= Tatum (music) =

Subdivision of a beat in music information retrieval

A tatum is a feature of music that has been variously defined as: "the smallest time interval between successive notes in a rhythmic phrase", "the shortest durational value [...] in music that [is] still more than incidentally encountered", "the smallest cognitively meaningful subdivision of the main beat", and "the fastest pulse present in a piece of music". "In Western notation, tatums may correspond typically to sixteenth- or twenty-fourth-notes", or thirty-second notes.

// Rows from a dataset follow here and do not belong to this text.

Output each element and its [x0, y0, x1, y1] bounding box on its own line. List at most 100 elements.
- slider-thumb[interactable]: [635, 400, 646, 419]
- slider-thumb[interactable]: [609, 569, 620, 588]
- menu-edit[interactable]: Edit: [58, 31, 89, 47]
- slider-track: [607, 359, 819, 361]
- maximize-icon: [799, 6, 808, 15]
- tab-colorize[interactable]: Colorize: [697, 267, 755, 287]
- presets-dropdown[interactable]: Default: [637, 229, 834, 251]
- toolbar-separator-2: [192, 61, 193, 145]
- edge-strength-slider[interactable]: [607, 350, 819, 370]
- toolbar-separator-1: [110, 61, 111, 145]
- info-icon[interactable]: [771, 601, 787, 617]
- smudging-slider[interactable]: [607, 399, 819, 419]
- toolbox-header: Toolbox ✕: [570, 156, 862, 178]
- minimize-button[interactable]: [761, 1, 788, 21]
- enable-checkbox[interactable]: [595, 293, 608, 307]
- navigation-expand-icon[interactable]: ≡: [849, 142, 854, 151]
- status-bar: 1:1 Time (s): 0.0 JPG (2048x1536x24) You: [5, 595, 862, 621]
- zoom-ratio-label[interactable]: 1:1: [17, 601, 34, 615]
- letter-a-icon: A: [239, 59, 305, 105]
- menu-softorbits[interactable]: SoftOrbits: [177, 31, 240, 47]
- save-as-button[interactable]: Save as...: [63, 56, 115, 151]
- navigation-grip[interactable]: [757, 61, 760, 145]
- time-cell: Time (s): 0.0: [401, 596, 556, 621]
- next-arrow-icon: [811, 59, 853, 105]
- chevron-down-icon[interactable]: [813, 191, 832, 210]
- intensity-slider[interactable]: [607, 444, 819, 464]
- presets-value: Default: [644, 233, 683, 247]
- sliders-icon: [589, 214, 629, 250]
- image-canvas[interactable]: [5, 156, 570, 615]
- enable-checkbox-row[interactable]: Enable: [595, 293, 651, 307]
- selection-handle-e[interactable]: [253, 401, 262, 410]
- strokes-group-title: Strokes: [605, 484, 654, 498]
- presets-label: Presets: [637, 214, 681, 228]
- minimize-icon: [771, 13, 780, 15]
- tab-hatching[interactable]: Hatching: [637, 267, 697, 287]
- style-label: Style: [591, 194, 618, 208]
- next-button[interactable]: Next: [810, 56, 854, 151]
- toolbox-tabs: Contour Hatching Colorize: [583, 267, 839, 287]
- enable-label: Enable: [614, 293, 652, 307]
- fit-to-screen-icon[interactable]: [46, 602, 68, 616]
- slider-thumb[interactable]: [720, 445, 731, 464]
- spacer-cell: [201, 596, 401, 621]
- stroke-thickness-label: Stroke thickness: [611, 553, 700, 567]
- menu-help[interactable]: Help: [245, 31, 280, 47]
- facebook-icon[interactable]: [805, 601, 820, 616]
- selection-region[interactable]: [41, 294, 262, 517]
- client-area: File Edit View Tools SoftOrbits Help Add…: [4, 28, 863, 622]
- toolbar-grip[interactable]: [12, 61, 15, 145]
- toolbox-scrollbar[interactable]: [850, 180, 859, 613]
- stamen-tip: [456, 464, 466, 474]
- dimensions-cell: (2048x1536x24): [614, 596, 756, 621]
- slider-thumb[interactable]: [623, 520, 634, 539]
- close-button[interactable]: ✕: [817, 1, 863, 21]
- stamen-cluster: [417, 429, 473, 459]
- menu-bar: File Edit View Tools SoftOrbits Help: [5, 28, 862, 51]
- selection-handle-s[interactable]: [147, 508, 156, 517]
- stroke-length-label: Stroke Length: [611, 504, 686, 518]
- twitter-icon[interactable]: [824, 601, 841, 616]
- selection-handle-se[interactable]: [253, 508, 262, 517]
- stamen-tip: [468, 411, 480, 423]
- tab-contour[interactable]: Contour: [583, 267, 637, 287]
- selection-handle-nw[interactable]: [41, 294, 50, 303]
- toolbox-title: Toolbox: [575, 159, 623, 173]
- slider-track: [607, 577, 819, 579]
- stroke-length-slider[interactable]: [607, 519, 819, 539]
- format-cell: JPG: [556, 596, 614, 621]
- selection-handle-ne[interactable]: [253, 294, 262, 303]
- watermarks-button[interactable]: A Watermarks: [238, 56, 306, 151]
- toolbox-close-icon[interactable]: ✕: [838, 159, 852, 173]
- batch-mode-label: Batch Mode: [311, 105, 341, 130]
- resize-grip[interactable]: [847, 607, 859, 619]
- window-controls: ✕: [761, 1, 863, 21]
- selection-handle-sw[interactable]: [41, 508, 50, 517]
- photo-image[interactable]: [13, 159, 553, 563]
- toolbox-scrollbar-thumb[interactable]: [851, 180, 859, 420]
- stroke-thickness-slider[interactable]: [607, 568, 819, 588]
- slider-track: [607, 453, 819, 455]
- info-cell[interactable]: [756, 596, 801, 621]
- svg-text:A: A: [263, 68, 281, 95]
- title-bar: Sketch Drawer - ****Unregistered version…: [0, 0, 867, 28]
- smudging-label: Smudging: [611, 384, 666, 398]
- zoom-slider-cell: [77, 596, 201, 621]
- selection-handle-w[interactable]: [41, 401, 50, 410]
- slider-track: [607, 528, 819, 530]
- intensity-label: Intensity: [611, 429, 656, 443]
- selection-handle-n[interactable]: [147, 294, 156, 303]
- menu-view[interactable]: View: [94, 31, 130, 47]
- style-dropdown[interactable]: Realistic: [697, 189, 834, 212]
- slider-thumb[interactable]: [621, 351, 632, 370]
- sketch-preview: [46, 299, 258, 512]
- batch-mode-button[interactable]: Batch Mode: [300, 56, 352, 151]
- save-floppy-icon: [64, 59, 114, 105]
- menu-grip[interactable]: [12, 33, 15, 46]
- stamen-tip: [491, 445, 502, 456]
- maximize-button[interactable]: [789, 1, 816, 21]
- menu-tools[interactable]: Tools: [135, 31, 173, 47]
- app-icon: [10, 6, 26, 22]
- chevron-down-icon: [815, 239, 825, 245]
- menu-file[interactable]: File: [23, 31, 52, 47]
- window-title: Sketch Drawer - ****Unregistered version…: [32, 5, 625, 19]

More technically, a tatum is the "lowest regular pulse train that a listener intuitively infers from the timing of perceived musical events: a time quantum. It is roughly equivalent to the time division that most highly coincides with note onsets". The tatum allows a musician's deviation from an ensemble's tempo (which may be implied or explicitly played) to be quantified: mathematically, "a deviation function determines the amount of time that an event metrically falling on a particular tatum should be shifted when performed".

The existence of the tatum allowed human perception of music to be more closely modelled by algorithms. This was important in the development of software for Echo Nest, which underlies several music streaming services.

The term was coined by Jeff Bilmes in an MIT Master's thesis, Timing Is of the Essence, published in 1993, and is named after the influential jazz pianist Art Tatum, "whose tatum was faster than all others".